Belçika biraz utandı, vicutu titrtiyordu, kafası kanıyordu, ve her yeri artık jilet izi ile dolmuştu. Belçika'nın evinden çıkıp kendi evime gittim

🇹🇷;Sessizce; şimdi rahatça uyuyabilirim

Eve girdim tam odmaa girecektim ki,
KKTC beni gördü. Lanet! Bu kız uyumamış mıydı?

🇹🇷; H-

KKTC; baba?

🇹🇷; Ee.. evet Kuzey?

KKTC; sen bu saatte nereden geliyorsun ve- üstünde neden kan var?!

Bir süre sessizleşip etrafa baktım

🇹🇷; S-sadece, birilerine dersini verdim o kadar.

Odama geçtim ve kapıyı kitledim

KKTC; hmhm...

Üstümü çıkartıp, banyoya girdim ve duş almaya başladım. Kafamı yanlışlıkla duvara çarptım, kafam hafiften kanamaya başladı. Ama duşta olduğum için fazla sorun olmadı.

Duştan çıktıktan sonra üstümü giydim, masamda duran, kurbanlarına acı çektirttiğim aletlerime baktım. İnsanlara zarar vermek bu kadar eğlenceli ise, kendime zarar vermekte belki eğlenceli olabilir ha?
Elime jiletimi aldım, bir süre ona baktım. Bence bi sakıncası olmazdı, sonuçta sadece bir defa deneyecektim. Öyle, değil mi?

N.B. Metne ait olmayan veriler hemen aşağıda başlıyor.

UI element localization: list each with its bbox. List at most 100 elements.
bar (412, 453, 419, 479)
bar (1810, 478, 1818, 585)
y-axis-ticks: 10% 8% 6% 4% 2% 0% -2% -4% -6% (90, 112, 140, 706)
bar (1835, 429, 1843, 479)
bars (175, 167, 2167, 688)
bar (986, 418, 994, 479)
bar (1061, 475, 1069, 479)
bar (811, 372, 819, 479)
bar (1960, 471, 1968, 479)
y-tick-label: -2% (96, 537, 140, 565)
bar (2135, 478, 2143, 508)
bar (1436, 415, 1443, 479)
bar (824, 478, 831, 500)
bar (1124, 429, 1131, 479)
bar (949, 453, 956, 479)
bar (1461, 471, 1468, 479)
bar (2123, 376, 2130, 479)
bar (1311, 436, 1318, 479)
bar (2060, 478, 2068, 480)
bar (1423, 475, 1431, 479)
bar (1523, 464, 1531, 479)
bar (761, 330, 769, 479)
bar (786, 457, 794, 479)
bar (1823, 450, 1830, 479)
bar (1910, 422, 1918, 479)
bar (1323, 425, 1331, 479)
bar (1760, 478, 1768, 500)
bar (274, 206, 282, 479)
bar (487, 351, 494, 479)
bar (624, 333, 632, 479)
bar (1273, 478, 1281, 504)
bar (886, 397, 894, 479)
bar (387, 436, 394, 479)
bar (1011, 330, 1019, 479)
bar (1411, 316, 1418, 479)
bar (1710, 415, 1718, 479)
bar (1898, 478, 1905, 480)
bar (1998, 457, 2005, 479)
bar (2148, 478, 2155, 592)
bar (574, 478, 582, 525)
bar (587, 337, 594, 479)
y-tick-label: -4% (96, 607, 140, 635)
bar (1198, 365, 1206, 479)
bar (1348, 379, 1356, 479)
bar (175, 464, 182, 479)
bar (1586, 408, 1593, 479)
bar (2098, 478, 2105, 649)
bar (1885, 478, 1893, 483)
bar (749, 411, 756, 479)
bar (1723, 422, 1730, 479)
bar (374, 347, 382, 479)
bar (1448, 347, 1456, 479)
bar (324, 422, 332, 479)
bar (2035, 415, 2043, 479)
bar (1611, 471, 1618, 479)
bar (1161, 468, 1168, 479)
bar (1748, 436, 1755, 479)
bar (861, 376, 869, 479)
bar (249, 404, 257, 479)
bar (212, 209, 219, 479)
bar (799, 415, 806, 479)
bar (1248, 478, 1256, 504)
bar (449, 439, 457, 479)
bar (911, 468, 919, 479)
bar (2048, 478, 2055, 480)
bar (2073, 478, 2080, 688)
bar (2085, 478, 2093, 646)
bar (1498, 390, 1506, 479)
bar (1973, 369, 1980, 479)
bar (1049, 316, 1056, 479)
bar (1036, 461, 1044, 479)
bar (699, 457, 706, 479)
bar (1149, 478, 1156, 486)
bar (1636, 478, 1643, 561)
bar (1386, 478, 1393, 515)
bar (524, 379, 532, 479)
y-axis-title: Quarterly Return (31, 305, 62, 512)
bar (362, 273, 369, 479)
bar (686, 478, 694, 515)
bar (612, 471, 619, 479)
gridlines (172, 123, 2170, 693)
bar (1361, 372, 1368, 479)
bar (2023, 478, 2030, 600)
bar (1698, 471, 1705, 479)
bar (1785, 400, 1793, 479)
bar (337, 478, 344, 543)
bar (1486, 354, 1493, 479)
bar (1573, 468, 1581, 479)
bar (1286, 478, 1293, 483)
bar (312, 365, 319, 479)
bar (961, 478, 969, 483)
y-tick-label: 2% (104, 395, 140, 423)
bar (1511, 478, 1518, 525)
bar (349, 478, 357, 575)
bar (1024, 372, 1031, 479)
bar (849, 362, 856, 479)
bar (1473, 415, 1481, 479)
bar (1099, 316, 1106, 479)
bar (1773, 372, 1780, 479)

🇹🇷;...jilet, çok güzel parlıyor

Jileti sol elime alıp, kollarımı hafif hafif kesikler atmaya başladım. Hoşuma gidiyordu, biraz daha hızlı yapmaya karar verdim. Daha hızlı ve derin kesikler attım. İstemsizce gülüyordum, kolumu iyice hiletledikten sonra, son attığım çizik damarıma geldi ve bir anda yere düştüm.

🇹🇷; Ha-haha...çok eğlenceli..~ Hahah HAHAHHA

Ayağa zar zor titreyerek kalktım. Bu sefer jileti, sağ elime aldım. Sol koluma çizikler atmaya başladım. Kollarım kanla dolduktan sonra, jileti masaya bıraktım. Banyoya gidip kollarımı temizledim.

🇹🇷; Çok güzel, çok tatmin edici...

Kollarımı kuruttuktan sonra, yatağa yattım. Kollarımdaki çiziklere baktım bir süre, harika gözüküyorlardı... biraz daha kollarıma baktıktan sonra, uyumaya karar verdim.